Recent whispers of the Rams targeting Clemson wideout Sammy Watkins with the No. 2 overall pick following his amazing Orange Bowl showing are completely ridiculous. GM Les Snead would be tiptoeing toward Millen territory if he were to spend that high of the selection on a receiver in his third year in St. Louis.
In case you don’t recall, the former GM of the Detroit Lions infamously selected massive bust Charles Rogers No. 2 overall in 2003, relatively unsuccessful Roy E. Williams No. 7 overall in 2004 and complete bust Mike Williams No. 10 overall in 2005. Though Snead’s first season saw a second-round pick in Brian Quick be selected No. 33 overall, that type of selection is basically a first-rounder in its own right. Taking Tavon Austin last year after trading up to No. 8 overall made two consecutive years with receivers selected fairly early in the draft. A third offseason in a row with a wideout taken that early would really force me to question Snead’s judgment.
The Rams found a fifth-round gem in Chris Givens in 2012, and Stedman Bailey showed some promise late in the year as a third-round pick this past season.
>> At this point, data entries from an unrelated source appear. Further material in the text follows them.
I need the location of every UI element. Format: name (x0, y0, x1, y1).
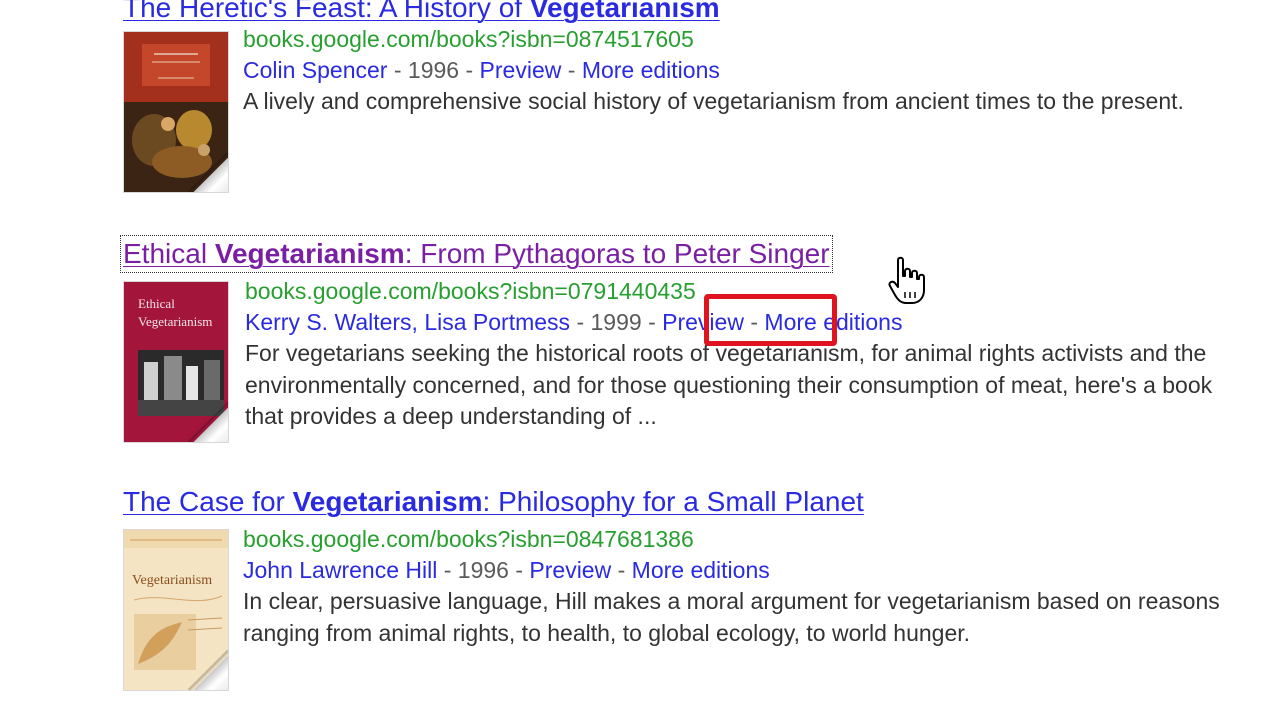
cover-title-line1: Ethical (138, 296, 175, 311)
more-editions-link[interactable]: More editions (582, 57, 720, 83)
result-snippet: A lively and comprehensive social histor… (243, 88, 1184, 114)
title-text: : From Pythagoras to Peter Singer (404, 238, 830, 269)
book-cover-thumbnail[interactable] (124, 32, 228, 192)
publication-year: 1996 (457, 557, 509, 583)
result-snippet: In clear, persuasive language, Hill make… (243, 588, 1220, 646)
search-result: The Heretic's Feast: A History of Vegeta… (123, 0, 1253, 200)
result-title-link[interactable]: Ethical Vegetarianism: From Pythagoras t… (120, 235, 833, 273)
title-text: The Case for (123, 486, 293, 517)
preview-link[interactable]: Preview (480, 57, 562, 83)
author-link[interactable]: Colin Spencer (243, 57, 387, 83)
result-meta: John Lawrence Hill - 1996 - Preview - Mo… (243, 557, 770, 583)
page-curl-icon (194, 158, 228, 192)
result-url: books.google.com/books?isbn=0847681386 (243, 526, 694, 552)
hand-cursor-icon (888, 256, 925, 304)
result-snippet: For vegetarians seeking the historical r… (245, 340, 1213, 429)
result-title-link[interactable]: The Case for Vegetarianism: Philosophy f… (123, 484, 864, 520)
more-editions-link[interactable]: More editions (632, 557, 770, 583)
result-meta: Colin Spencer - 1996 - Preview - More ed… (243, 57, 720, 83)
search-result: Ethical Vegetarianism: From Pythagoras t… (120, 235, 1253, 446)
author-link[interactable]: John Lawrence Hill (243, 557, 437, 583)
cover-title-line2: Vegetarianism (138, 314, 212, 329)
book-cover-thumbnail[interactable]: Vegetarianism (124, 530, 228, 690)
annotation-highlight-box (704, 294, 837, 346)
publication-year: 1996 (407, 57, 460, 83)
preview-link[interactable]: Preview (529, 557, 611, 583)
result-details: books.google.com/books?isbn=0847681386 J… (243, 524, 1253, 649)
result-details: books.google.com/books?isbn=0874517605 C… (243, 24, 1253, 118)
result-url: books.google.com/books?isbn=0874517605 (243, 26, 694, 52)
publication-year: 1999 (590, 309, 642, 335)
title-keyword: Vegetarianism (292, 486, 483, 517)
title-keyword: Vegetarianism (529, 0, 720, 23)
title-keyword: Vegetarianism (214, 238, 405, 269)
title-text: The Heretic's Feast: A History of (123, 0, 530, 23)
search-result: The Case for Vegetarianism: Philosophy f… (123, 484, 1253, 699)
title-text: : Philosophy for a Small Planet (482, 486, 864, 517)
page-curl-icon (194, 656, 228, 690)
page-curl-icon (194, 408, 228, 442)
book-cover-thumbnail[interactable]: Ethical Vegetarianism (124, 282, 228, 442)
author-link[interactable]: Kerry S. Walters, Lisa Portmess (245, 309, 570, 335)
title-text: Ethical (123, 238, 215, 269)
cover-title: Vegetarianism (132, 573, 212, 588)
result-title-link[interactable]: The Heretic's Feast: A History of Vegeta… (123, 0, 720, 26)
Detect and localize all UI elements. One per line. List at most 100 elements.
It seems fairly clear that receivers are trending in the direction of running backs in the modern day NFL. Unless there is a Calvin Johnson-type talent available, waiting until the later rounds is a preferable area to find a pass catcher.
Now the intent here isn’t to slight Watkins as a potential prospect because there’s no doubt he has loads of potential and could develop into a real weapon at the next level. But there are just too many cautionary tales to justify the risk when the Rams have so many other holes in the trenches on offense and in the secondary defensively.